Abattoir Levinoff-Colbex: le ministre Corbeil ignorait les salaires des frères Cola

Le ministre de l'Agriculture Pierre Corbeil ignorait les importantes conditions salariales consenties aux trois frères Cola, gestionnaires jusqu'à tout récemment de l'abattoir Levinoff-Colbex, dont le gouvernement assure la survie depuis 2010 en garantissant sa marge de crédit de 10 millions$.
Ces salaires, qui ne sont pas connus de façon formelle, ont été qualifiés de «quasiment honteux» récemment par l'ancien président de cet abattoir de bovins de réforme, Bruno Letendre. Le montant global de 2,5 millions$ a circulé.
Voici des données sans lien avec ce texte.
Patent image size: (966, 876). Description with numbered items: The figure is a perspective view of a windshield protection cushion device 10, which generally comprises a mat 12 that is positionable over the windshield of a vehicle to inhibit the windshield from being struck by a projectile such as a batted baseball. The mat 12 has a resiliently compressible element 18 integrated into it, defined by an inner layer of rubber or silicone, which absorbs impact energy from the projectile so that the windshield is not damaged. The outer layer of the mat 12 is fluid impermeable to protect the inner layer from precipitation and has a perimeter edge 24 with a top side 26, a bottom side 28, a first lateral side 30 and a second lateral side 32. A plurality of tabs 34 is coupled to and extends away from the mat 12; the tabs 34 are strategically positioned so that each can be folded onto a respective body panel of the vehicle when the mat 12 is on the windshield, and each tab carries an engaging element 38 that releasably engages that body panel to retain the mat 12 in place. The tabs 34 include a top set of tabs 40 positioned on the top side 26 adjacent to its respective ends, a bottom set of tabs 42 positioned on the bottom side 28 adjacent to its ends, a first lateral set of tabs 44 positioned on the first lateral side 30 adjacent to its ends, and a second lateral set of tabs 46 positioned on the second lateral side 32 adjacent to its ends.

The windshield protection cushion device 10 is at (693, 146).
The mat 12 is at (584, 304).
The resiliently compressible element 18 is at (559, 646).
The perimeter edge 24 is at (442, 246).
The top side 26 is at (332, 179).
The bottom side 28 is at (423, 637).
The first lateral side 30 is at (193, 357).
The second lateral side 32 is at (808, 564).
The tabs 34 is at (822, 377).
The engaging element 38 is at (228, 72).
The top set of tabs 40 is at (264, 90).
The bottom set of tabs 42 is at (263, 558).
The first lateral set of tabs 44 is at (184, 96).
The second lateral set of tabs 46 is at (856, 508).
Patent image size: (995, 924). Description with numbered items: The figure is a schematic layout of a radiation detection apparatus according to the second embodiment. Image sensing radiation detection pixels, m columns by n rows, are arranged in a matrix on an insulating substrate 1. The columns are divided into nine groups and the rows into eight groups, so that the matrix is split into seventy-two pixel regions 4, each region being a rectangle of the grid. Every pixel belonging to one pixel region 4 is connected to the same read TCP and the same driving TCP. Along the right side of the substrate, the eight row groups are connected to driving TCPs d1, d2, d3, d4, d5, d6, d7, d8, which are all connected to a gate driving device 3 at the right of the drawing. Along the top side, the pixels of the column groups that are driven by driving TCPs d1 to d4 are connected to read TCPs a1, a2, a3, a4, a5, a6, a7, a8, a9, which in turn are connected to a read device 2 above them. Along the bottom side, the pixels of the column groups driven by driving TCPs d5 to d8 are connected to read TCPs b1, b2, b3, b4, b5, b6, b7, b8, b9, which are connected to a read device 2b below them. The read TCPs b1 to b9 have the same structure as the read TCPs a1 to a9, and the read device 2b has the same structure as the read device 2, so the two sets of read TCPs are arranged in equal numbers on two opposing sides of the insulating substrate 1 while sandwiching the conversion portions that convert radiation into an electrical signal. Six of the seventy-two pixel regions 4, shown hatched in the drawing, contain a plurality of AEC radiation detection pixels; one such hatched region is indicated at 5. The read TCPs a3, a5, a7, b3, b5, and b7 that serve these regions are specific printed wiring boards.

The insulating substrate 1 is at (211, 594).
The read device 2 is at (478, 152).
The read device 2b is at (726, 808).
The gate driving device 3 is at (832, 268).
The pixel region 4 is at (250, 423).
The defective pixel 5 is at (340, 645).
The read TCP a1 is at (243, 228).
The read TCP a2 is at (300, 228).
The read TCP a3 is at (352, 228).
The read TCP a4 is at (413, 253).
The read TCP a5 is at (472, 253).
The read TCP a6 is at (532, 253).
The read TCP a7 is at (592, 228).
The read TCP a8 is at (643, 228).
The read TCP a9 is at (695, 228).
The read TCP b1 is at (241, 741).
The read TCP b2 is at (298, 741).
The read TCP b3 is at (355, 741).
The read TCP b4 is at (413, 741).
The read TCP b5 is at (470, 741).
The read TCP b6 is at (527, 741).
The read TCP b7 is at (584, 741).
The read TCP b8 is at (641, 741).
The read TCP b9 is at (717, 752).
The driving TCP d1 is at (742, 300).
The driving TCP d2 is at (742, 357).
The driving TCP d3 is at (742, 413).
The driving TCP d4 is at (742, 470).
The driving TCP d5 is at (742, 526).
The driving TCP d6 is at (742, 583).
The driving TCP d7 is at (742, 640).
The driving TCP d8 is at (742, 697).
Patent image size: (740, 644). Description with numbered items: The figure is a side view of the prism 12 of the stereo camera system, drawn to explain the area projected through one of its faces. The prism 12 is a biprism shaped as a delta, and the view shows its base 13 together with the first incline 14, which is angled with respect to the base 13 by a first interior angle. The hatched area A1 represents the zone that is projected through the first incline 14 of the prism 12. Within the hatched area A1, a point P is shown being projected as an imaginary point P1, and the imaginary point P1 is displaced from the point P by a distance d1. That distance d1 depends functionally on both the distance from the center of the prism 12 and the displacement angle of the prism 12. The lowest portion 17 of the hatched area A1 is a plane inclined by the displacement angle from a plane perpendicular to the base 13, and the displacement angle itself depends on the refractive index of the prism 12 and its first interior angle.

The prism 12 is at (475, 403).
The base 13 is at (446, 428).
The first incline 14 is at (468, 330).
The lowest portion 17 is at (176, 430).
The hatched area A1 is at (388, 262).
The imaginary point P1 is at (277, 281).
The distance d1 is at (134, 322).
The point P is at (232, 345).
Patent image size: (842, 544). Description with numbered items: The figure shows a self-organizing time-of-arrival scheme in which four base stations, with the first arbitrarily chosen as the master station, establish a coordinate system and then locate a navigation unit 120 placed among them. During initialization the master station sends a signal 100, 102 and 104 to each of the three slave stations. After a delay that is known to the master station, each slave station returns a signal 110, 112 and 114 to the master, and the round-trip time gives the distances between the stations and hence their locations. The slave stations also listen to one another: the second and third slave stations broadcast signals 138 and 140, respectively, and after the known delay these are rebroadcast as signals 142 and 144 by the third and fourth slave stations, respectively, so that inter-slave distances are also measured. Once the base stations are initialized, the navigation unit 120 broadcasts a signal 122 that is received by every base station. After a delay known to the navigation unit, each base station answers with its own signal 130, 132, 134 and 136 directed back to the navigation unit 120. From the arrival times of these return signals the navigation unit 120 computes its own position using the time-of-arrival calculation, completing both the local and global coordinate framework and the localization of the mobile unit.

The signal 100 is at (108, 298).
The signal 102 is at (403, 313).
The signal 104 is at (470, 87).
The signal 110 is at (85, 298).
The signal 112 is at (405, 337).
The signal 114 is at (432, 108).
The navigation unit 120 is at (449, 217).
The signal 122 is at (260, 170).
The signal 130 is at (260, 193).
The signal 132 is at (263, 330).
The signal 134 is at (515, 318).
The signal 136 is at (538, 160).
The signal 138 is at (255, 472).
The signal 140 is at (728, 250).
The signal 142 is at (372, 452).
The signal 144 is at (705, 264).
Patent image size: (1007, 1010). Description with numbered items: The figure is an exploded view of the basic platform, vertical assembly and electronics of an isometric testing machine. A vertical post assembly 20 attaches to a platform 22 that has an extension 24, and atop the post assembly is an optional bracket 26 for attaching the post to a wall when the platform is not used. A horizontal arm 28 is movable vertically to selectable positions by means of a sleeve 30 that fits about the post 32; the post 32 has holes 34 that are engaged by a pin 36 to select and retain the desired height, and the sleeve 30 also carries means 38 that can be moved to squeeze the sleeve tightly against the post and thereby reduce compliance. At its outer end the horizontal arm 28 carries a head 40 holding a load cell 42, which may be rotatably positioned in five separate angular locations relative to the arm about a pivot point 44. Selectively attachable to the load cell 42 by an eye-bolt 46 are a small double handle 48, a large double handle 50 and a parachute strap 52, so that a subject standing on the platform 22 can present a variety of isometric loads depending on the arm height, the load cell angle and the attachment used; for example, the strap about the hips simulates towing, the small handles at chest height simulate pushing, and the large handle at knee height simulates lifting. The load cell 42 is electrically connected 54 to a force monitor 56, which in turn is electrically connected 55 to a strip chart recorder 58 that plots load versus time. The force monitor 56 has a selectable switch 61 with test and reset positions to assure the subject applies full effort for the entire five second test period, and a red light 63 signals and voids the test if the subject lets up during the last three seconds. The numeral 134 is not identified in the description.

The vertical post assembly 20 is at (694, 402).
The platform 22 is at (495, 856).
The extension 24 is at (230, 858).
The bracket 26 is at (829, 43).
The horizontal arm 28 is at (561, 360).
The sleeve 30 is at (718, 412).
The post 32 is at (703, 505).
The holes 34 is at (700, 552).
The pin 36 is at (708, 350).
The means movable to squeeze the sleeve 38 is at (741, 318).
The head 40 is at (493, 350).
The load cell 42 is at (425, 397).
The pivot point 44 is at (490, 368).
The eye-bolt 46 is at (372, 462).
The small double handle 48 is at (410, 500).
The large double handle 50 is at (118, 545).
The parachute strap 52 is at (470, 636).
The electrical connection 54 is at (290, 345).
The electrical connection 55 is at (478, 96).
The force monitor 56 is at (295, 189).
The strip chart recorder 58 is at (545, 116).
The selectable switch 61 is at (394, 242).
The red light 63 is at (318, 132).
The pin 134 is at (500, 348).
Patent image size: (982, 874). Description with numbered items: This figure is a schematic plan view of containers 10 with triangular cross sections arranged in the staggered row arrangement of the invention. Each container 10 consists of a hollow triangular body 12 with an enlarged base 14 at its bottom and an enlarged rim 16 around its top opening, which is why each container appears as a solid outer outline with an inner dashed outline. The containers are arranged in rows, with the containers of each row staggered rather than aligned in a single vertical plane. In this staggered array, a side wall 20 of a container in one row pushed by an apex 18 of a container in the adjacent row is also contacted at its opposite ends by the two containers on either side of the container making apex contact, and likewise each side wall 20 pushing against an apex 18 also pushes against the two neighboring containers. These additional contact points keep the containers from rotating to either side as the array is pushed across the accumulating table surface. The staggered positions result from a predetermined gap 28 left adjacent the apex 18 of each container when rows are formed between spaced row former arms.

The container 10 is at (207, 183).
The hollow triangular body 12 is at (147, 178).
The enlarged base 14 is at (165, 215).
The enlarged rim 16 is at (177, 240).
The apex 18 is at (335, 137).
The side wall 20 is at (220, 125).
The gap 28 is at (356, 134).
La question a été soulevée hier par le critique à l'agriculture de l'opposition péquiste, André Simard, lors de l'étude des crédits du ministère de l'Agriculture, des Pêcheries et de l'Alimentation à l'Assemblée nationale.
Le ministre Pierre Corbeil a réitéré ce qu'il a maintes fois affirmé, à savoir que l'abattoir est la propriété de la Fédération des producteurs de bovins du Québec (FPBQ) et non du gouvernement. M. Letendre était mieux placé que lui, dit-il, pour se questionner sur cette situation avec ses collègues administrateurs.
Le député Simard a fait état dans le détail de plusieurs documents obtenus par la Loi sur l'accès à l'information révélant que les membres du comité interministériel formé avant que la transaction se réalise, au milieu des années 2000, considéraient que celle-ci était uniquement à l'avantage des vendeurs, les frères Cola, ceux-là mêmes qui ont ensuite été embauchés comme gestionnaires. Le Soleil a déjà fait état de ces documents.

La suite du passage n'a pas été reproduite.